Städtebauliche Gestaltung und genossenschaftlicher Wohnungsbau „Am Teilsrain” in Wörthsee

4. Preis

Preisgeld: 6.000 EUR

einszueins architektur ZT GMBH

Architektur, Stadtplanung / Städtebau

Carla Lo Landschaftsarchitektur

Landschaftsarchitektur

Modellwerkstatt GERHARD STOCKER

Modellbau

Erläuterungstext

Das „Genossenschaftliche Wohnen am Teilsrain“ komplettiert eine nachhaltige Entwicklung des Zentrums der Gemeinde Wörthsee. Unter besonderer Rücksicht auf das dörfliche Gefüge wird dem gemeinschaftlichen Miteinander genauso wie dem privaten Rückzug die entsprechenden Räume gegeben.

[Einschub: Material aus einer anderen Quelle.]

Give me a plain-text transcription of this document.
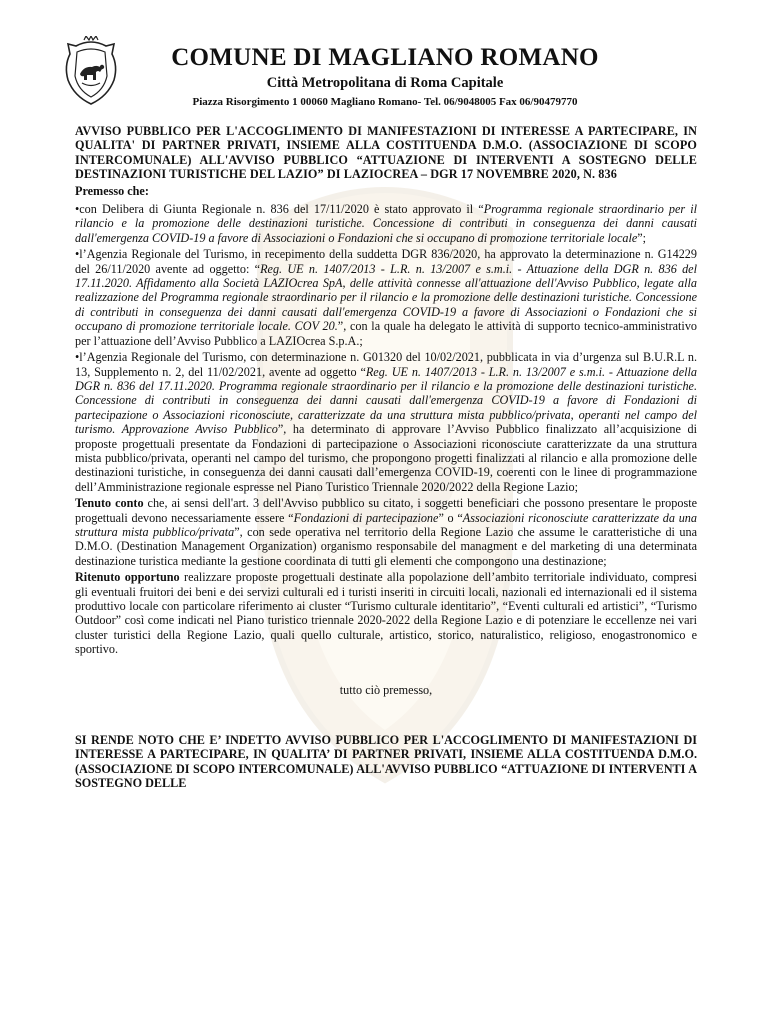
COMUNE DI MAGLIANO ROMANO
Città Metropolitana di Roma Capitale
Piazza Risorgimento 1 00060 Magliano Romano- Tel. 06/9048005 Fax 06/90479770

AVVISO PUBBLICO PER L'ACCOGLIMENTO DI MANIFESTAZIONI DI INTERESSE A PARTECIPARE, IN QUALITA' DI PARTNER PRIVATI, INSIEME ALLA COSTITUENDA D.M.O. (ASSOCIAZIONE DI SCOPO INTERCOMUNALE) ALL'AVVISO PUBBLICO “ATTUAZIONE DI INTERVENTI A SOSTEGNO DELLE DESTINAZIONI TURISTICHE DEL LAZIO” DI LAZIOCREA – DGR 17 NOVEMBRE 2020, N. 836

Premesso che:

•con Delibera di Giunta Regionale n. 836 del 17/11/2020 è stato approvato il “Programma regionale straordinario per il rilancio e la promozione delle destinazioni turistiche. Concessione di contributi in conseguenza dei danni causati dall'emergenza COVID-19 a favore di Associazioni o Fondazioni che si occupano di promozione territoriale locale”;

•l’Agenzia Regionale del Turismo, in recepimento della suddetta DGR 836/2020, ha approvato la determinazione n. G14229 del 26/11/2020 avente ad oggetto: “Reg. UE n. 1407/2013 - L.R. n. 13/2007 e s.m.i. - Attuazione della DGR n. 836 del 17.11.2020. Affidamento alla Società LAZIOcrea SpA, delle attività connesse all'attuazione dell'Avviso Pubblico, legate alla realizzazione del Programma regionale straordinario per il rilancio e la promozione delle destinazioni turistiche. Concessione di contributi in conseguenza dei danni causati dall'emergenza COVID-19 a favore di Associazioni o Fondazioni che si occupano di promozione territoriale locale. COV 20.”, con la quale ha delegato le attività di supporto tecnico-amministrativo per l’attuazione dell’Avviso Pubblico a LAZIOcrea S.p.A.;

•l’Agenzia Regionale del Turismo, con determinazione n. G01320 del 10/02/2021, pubblicata in via d’urgenza sul B.U.R.L n. 13, Supplemento n. 2, del 11/02/2021, avente ad oggetto “Reg. UE n. 1407/2013 - L.R. n. 13/2007 e s.m.i. - Attuazione della DGR n. 836 del 17.11.2020. Programma regionale straordinario per il rilancio e la promozione delle destinazioni turistiche. Concessione di contributi in conseguenza dei danni causati dall'emergenza COVID-19 a favore di Fondazioni di partecipazione o Associazioni riconosciute, caratterizzate da una struttura mista pubblico/privata, operanti nel campo del turismo. Approvazione Avviso Pubblico”, ha determinato di approvare l’Avviso Pubblico finalizzato all’acquisizione di proposte progettuali presentate da Fondazioni di partecipazione o Associazioni riconosciute caratterizzate da una struttura mista pubblico/privata, operanti nel campo del turismo, che propongono progetti finalizzati al rilancio e alla promozione delle destinazioni turistiche, in conseguenza dei danni causati dall’emergenza COVID-19, coerenti con le linee di programmazione dell’Amministrazione regionale espresse nel Piano Turistico Triennale 2020/2022 della Regione Lazio;

Tenuto conto che, ai sensi dell'art. 3 dell'Avviso pubblico su citato, i soggetti beneficiari che possono presentare le proposte progettuali devono necessariamente essere “Fondazioni di partecipazione” o “Associazioni riconosciute caratterizzate da una struttura mista pubblico/privata”, con sede operativa nel territorio della Regione Lazio che assume le caratteristiche di una D.M.O. (Destination Management Organization) organismo responsabile del managment e del marketing di una determinata destinazione turistica mediante la gestione coordinata di tutti gli elementi che compongono una destinazione;

Ritenuto opportuno realizzare proposte progettuali destinate alla popolazione dell’ambito territoriale individuato, compresi gli eventuali fruitori dei beni e dei servizi culturali ed i turisti inseriti in circuiti locali, nazionali ed internazionali ed il sistema produttivo locale con particolare riferimento ai cluster “Turismo culturale identitario”, “Eventi culturali ed artistici”, “Turismo Outdoor” così come indicati nel Piano turistico triennale 2020-2022 della Regione Lazio e di potenziare le eccellenze nei vari cluster turistici della Regione Lazio, quali quello culturale, artistico, storico, naturalistico, religioso, enogastronomico e sportivo.

tutto ciò premesso,

SI RENDE NOTO CHE E’ INDETTO AVVISO PUBBLICO PER L'ACCOGLIMENTO DI MANIFESTAZIONI DI INTERESSE A PARTECIPARE, IN QUALITA’ DI PARTNER PRIVATI, INSIEME ALLA COSTITUENDA D.M.O. (ASSOCIAZIONE DI SCOPO INTERCOMUNALE) ALL'AVVISO PUBBLICO “ATTUAZIONE DI INTERVENTI A SOSTEGNO DELLE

Architektur und Landschaft

Die Proportionen der kompakten quaderförmigen Baukörper stehen miteinander in Relation, sind im Sinne einer ländlichen Bebauungsstruktur aber nicht ident. Gestreut angeordnet gruppieren sich die sieben Baukörper um eine gemeinsame „Grüne Mitte“, sie bietet Raum für Kommunikation wie für Rückzug. Von hier aus werden sämtliche Wohnungen erschlossen.

Die Grüne Mitte verzahnt sich in abgestufter Gewichtung mit ihrer unmittelbaren Umgebung. So werden Verbindungen zum „Ankommen“ im Osten und zur Landschaft geschaffen, zum Anger im Norden und zum neuen Quartiersplatz im Westen. Untergeordnete Wegeführungen schaffen schnelle Verbindungen zum gemeinschaftlichen Garten.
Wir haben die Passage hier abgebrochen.